Hon. Ugochinyere who represents Ideato North South Federal Constituency of Imo State, stated that in the last few days the House committees on downstream and midstream committees reached out to the stakeholders in the distribution value chain; the NNPCL, NMDPRA, Petroleum Products Retail Outlets Owners Association of Nigeria (PETROAN), and the Nigerian Association of Road Transport Owners (NARTO) and engaged extensively with them, with a view to ascertaining the cause of the resurgence of the fuel queues across the country.

While empathising with Nigerians on the pains and difficulty in getting petroleum products, he noted that it is as a result of logistics that the queues have resurfaced. These issues range from difficulty in transporting products from the mother vessel to the respective petrol stations. According to him, assurances have been given by the regulators in the value chain that these bottlenecks would be cleared soonest.

He also assured that the committees which oversights activities in the downstream and midstream petroleum sectors, have resolved that going forward and in order to avert the re-occurrence of this temporary challenge of distribution disruption, they shall work with the NNPCL, NMDPRA, PETROAN, NARTO and other key stakeholders in the distribution chain, towards finding a sustainable solution to the problem.

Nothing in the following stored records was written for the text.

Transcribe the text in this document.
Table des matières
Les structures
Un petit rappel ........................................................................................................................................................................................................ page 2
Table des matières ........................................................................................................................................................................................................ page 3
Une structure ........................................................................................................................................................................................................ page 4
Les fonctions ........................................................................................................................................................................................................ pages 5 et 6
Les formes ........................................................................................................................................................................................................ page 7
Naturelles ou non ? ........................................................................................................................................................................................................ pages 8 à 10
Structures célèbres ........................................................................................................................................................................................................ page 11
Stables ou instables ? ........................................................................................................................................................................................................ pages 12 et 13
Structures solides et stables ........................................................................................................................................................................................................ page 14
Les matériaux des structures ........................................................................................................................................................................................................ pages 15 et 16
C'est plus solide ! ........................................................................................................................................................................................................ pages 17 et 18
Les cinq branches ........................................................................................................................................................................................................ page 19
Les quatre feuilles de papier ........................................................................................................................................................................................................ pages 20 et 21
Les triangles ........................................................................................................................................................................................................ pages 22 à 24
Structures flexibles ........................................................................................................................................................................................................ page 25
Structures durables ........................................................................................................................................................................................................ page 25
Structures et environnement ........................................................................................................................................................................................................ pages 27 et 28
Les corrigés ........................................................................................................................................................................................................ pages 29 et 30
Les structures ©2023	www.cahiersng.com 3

His words, “…As of today, the reports we are getting suggest that the fuels queues have started disappearing and products have started arriving at the petrol stations. We urge Nigerians not to engage in panic buying, nor be enmeshed in unnecessary rush to buy products. As a country we have a storage of over 1.5 billion litres which can last us for over 30 days. More products are arriving and more products are on the high sea. The only challenge that caused this disruption was the logistics issue that had to with the marine shuttle vessels, which was to move products to marketers, who are on standby waiting to serve the people. The logistics issues have now been resolved.”